In questo caso, la memoria, la mia, mi riporta al tempo in cui si credeva che con l’avvento della tecnologia e con i suoi sviluppi alla fine l’uomo si sarebbe liberato dal lavoro quotidiano e ripetuto, almeno in gran parte. Conquistando così spazi di libertà per quanto riguarda altri aspetti della vita, quelli legati di più alla sfera del godimento personale, culturale, artistico e via dicendo. Un rapido sguardo a quello che accade attorno e si capisce che non è successo questo. Le nostre giornate sono ancora incentrate sull’orario di lavoro, che continua a determinare non solo qualsiasi tipo di relazione ma anche di retribuzione. Questo orario di lavoro, molte volte collegato a mansioni di cui sfugge il senso dell’utilità sociale, strettamente collegato a un risultato misurabile e al profitto, ha scartato molte altre attività umane considerate non profittevoli. Andando a memoria ad alcuni passaggi di un vecchio testo fuori commercio di Herbert Marcuse, in cambio delle merci e degli oggetti che arricchiscono le nostre vite gli individui vendono non solo il loro (tempo) lavoro ma anche il loro tempo libero. In questo modo, sommersi dalle infinite possibilità che tali oggetti consentono tenendoci sempre occupati, alla fine non c’è più tempo per pensare e magari capire che potremmo sia lavorare meno, sia determinare i propri bisogni e soddisfazioni.

Oggi sembra impossibile. Schiacciati come siamo sul momento e su quello successivo che si presenta, guarda un po’, comunque sempre problematico, si resta intrappolati nell’attuale sistema economico-sociale alla fine considerandolo unico, insuperabile. Ci dobbiamo accontentare, insomma, anzi bisogna gioire di quello che abbiamo perché domani… e sì, domani andrà sicuramente peggio e allora… Pure fosse vero, con i dati scientifici che lanciano allarmi su allarmi, non c’è nessuna ragione, nessun motivo a pensare che le cose non possano prendere un’altra piega, magari migliore. Insomma, temo che la paura del futuro che ormai viene alimentata e che ha preso piede in ognuno di noi, alla fine non si traduca nell’accontentarsi e mangiare pure sorridendo la solita minestra, sempre più indigesta. Rinunciando alla possibilità di seguire altre strade, di gioire anche il lunedì. C’è bisogno di più cultura interpersonale, di fare e valorizzare più la comunità. Nel momento in cui ci accorgiamo che tanti problemi delle nostre singole vite, che magari attribuiamo a nostri fallimenti individuali, nella realtà sono molto comuni e condivisi, bisogna capire che possono avere cause strutturali.
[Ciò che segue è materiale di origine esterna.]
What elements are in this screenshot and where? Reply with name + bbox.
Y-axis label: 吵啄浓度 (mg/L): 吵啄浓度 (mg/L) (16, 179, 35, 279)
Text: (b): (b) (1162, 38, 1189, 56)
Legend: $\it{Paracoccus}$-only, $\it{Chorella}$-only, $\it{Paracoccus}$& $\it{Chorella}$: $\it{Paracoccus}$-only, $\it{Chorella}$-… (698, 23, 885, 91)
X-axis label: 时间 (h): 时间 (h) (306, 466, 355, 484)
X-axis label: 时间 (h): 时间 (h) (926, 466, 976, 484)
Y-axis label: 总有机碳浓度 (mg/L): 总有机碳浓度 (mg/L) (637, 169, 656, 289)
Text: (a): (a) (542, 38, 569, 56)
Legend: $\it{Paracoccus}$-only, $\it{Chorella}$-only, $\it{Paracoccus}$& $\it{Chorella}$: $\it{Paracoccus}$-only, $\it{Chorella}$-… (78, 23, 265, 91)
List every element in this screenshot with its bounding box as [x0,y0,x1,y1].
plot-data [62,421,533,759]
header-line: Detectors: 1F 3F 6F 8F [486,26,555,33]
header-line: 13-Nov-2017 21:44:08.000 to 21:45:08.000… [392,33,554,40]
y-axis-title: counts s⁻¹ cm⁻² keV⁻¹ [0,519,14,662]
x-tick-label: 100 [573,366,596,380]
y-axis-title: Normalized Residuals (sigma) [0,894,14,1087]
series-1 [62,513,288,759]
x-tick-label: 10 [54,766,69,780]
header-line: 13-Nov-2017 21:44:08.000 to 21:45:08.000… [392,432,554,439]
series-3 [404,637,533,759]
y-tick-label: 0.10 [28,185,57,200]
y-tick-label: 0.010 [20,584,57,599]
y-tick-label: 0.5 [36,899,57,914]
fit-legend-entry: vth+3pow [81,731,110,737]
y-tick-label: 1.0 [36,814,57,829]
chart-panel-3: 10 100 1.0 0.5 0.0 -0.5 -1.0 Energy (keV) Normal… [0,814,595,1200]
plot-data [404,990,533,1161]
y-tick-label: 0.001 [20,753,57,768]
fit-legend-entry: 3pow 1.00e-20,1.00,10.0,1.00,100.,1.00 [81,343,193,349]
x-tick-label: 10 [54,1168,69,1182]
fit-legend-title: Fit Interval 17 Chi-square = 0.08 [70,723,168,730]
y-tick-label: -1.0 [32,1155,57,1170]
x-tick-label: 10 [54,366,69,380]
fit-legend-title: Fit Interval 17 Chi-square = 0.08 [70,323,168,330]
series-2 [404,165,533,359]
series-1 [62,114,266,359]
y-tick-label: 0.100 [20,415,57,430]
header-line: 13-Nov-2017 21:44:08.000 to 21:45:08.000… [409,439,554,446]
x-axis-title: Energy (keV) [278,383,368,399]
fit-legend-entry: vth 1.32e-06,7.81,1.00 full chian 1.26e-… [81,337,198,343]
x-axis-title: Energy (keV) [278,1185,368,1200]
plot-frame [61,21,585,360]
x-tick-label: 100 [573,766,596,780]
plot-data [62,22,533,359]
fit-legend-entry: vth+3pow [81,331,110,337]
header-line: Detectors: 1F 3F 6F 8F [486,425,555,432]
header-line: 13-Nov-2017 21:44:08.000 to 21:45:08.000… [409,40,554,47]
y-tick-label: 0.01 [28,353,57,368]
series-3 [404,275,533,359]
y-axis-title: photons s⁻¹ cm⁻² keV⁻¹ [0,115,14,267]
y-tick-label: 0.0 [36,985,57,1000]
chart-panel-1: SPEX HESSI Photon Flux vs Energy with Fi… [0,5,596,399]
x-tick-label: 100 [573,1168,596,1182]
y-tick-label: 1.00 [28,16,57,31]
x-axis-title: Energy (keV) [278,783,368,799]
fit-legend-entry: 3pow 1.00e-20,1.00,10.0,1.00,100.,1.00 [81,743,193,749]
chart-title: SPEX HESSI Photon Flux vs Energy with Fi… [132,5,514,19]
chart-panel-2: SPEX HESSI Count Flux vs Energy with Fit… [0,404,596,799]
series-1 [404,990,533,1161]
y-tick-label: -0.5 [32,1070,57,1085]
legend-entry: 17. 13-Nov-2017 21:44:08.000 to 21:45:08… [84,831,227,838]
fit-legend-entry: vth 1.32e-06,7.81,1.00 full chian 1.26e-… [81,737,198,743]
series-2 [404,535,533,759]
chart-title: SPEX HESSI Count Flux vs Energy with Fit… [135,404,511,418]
Che se ne esce solo cambiando lo status quo. Dove possiamo trovare lo spirito, il desiderio di superare questo modello economico che ci condanna all’infelicità? Bisogna avere coraggio, battere strade nuove di pensiero e di comportamenti. Un coraggio che si rafforza e si nutre di nuove narrazioni, di storie positive di comunità, di esperienze riuscite in questo  o quel luogo, creando un circolo virtuoso dove mettere a confronto le persone, anche le più diverse o tenute ai margini e, prendendoci cura l’un con l’altro, acquisire sempre più forza per sconfiggere la paura del futuro, dell’impossibilità di una vita diversa e migliore per tutti.